Micah Xavier Johnson é o nome de um dos atiradores de Dallas. Uma fonte do Governo revelou que Johnson fazia parte da reserva do Exército norte-americano. O homem de 25 anos manejava uma arma de fogo enquanto dizia à polícia que queria “matar brancos, em especial agentes policiais”. Johnson foi morto por uma bomba armadilhada pela polícia e transportada por um robô.

Em conferência de imprensa, o chefe da polícia, David Brown, referiu que o suspeito demonstrou o seu descontentamento com a questão das “vidas negras”. Disse ainda estar enfurecido com os “recentes tiroteios da polícia” e também com as "pessoas brancas”.
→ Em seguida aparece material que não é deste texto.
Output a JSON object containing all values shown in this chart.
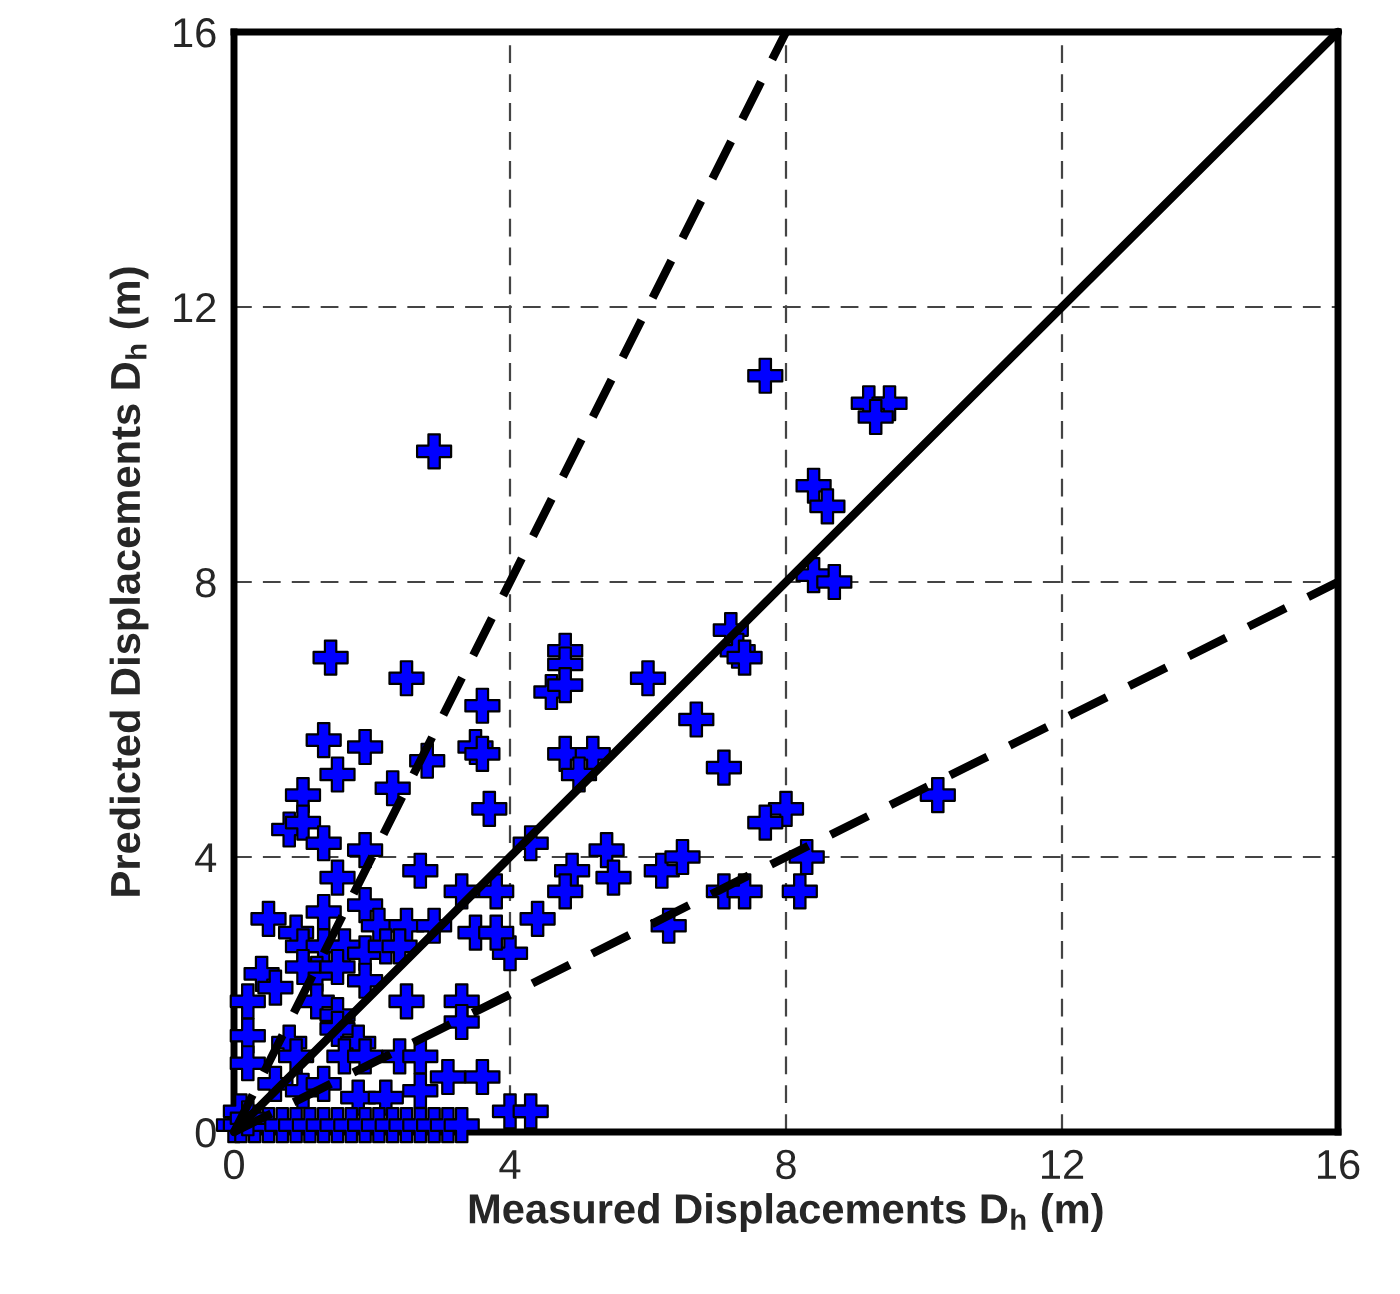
{
  "chart_data": {
    "type": "scatter",
    "xlabel": "Measured Displacements D$_{h}$ (m)",
    "ylabel": "Predicted Displacements D$_{h}$ (m)",
    "xlim": [
      0,
      16
    ],
    "ylim": [
      0,
      16
    ],
    "xticks": [
      0,
      4,
      8,
      12,
      16
    ],
    "yticks": [
      0,
      4,
      8,
      12,
      16
    ],
    "grid": true,
    "legend": false,
    "series": [
      {
        "type": "line",
        "color": "#000000",
        "line_style": "dashed",
        "marker": "none",
        "x": [
          0,
          8
        ],
        "values": [
          0,
          16
        ]
      },
      {
        "type": "line",
        "color": "#000000",
        "line_style": "solid",
        "marker": "none",
        "x": [
          0,
          16
        ],
        "values": [
          0,
          16
        ]
      },
      {
        "type": "line",
        "color": "#000000",
        "line_style": "dashed",
        "marker": "none",
        "x": [
          0,
          16
        ],
        "values": [
          0,
          8
        ]
      },
      {
        "color": "#0000ff",
        "marker": "cross",
        "x": [
          2.9,
          7.7,
          9.2,
          9.5,
          9.3,
          8.4,
          8.6,
          8.4,
          8.7,
          10.2,
          8.0,
          7.7,
          8.3,
          8.2,
          7.2,
          7.3,
          7.4,
          6.0,
          4.8,
          4.8,
          4.6,
          4.8,
          6.7,
          4.8,
          5.2,
          5.0,
          7.1,
          4.3,
          5.4,
          4.9,
          5.5,
          4.8,
          6.2,
          6.5,
          4.4,
          6.3,
          7.1,
          7.4,
          4.0,
          4.0,
          4.3,
          1.4,
          2.5,
          3.6,
          1.3,
          1.9,
          1.5,
          2.3,
          2.8,
          3.5,
          3.6,
          3.7,
          1.0,
          0.8,
          1.0,
          1.3,
          1.9,
          2.7,
          1.5,
          3.3,
          3.8,
          0.5,
          1.3,
          1.9,
          2.1,
          2.5,
          2.9,
          3.5,
          3.8,
          0.9,
          1.0,
          1.3,
          1.6,
          1.9,
          2.2,
          2.4,
          0.4,
          0.6,
          1.2,
          1.5,
          1.9,
          1.0,
          0.2,
          1.2,
          2.5,
          3.3,
          3.3,
          1.5,
          0.2,
          0.8,
          1.5,
          1.8,
          0.9,
          1.6,
          1.9,
          2.4,
          2.7,
          0.2,
          0.6,
          1.0,
          1.3,
          1.8,
          2.2,
          2.7,
          3.1,
          3.6,
          0.0,
          0.1,
          0.3,
          0.5,
          0.7,
          0.9,
          1.1,
          1.3,
          1.5,
          1.7,
          1.9,
          2.1,
          2.3,
          2.5,
          2.7,
          2.9,
          3.1,
          3.3,
          0.1,
          0.2
        ],
        "values": [
          9.9,
          11.0,
          10.6,
          10.6,
          10.4,
          9.4,
          9.1,
          8.1,
          8.0,
          4.9,
          4.7,
          4.5,
          4.0,
          3.5,
          7.3,
          7.0,
          6.9,
          6.6,
          7.0,
          6.8,
          6.4,
          6.5,
          6.0,
          5.5,
          5.5,
          5.2,
          5.3,
          4.2,
          4.1,
          3.8,
          3.7,
          3.5,
          3.8,
          4.0,
          3.1,
          3.0,
          3.5,
          3.5,
          2.6,
          0.3,
          0.3,
          6.9,
          6.6,
          6.2,
          5.7,
          5.6,
          5.2,
          5.0,
          5.4,
          5.6,
          5.5,
          4.7,
          4.9,
          4.4,
          4.5,
          4.2,
          4.1,
          3.8,
          3.7,
          3.5,
          3.5,
          3.1,
          3.2,
          3.3,
          3.0,
          3.0,
          3.0,
          2.9,
          2.9,
          2.9,
          2.7,
          2.7,
          2.7,
          2.6,
          2.7,
          2.7,
          2.3,
          2.1,
          2.3,
          2.4,
          2.2,
          2.4,
          1.9,
          1.9,
          1.9,
          1.9,
          1.6,
          1.7,
          1.4,
          1.3,
          1.5,
          1.3,
          1.1,
          1.1,
          1.1,
          1.1,
          1.1,
          1.0,
          0.7,
          0.6,
          0.7,
          0.5,
          0.5,
          0.6,
          0.8,
          0.8,
          0.1,
          0.1,
          0.1,
          0.1,
          0.1,
          0.1,
          0.1,
          0.1,
          0.1,
          0.1,
          0.1,
          0.1,
          0.1,
          0.1,
          0.1,
          0.1,
          0.1,
          0.1,
          0.3,
          0.2
        ]
      }
    ]
  }
}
“Ele estava lúcido, expressava raiva”, acrescentou o chefe da polícia.

O suspeito garantiu também que não estava filiado em nenhum grupo e que atuara sozinho. Johson alertou, também, para a existência de bombas ao longo da cidade, o que não se comprovou.

Durante as buscas, os detetives "encontraram materiais para fabrico de bombas, coletes antibalas, espingardas, munições e um diário pessoal com táticas de combate”, acrescentou a polícia. 

O veterano de 25 anos que não tinha nenhum antecedente criminal. 

Numa intervenção no Congresso norte-americano, Paul Ryan, presidente da Câmara dos Representantes, falou a todos os congressistas, na sequência do ataque desta madrugada. Paul Rya alertou que os autores dos recentes incidentes com armas de fogo, vários ocorridos no último mês, no país, não são como eles e não os "controlarão".

Tal como o presidente disse corretamente, a justiça será feita. Temos de deixar curar e depois recomeçar”, disse Paul Ryan.

 

Tem sido uma longa semana para o nosso país e um longo mês para a América. Vimos coisas terríveis e sem senso. Todos os membros desta Câmara, todos os Republicanos e todos os Democratas querem ver menos violência com recurso a armas de fogo”, acrescentou.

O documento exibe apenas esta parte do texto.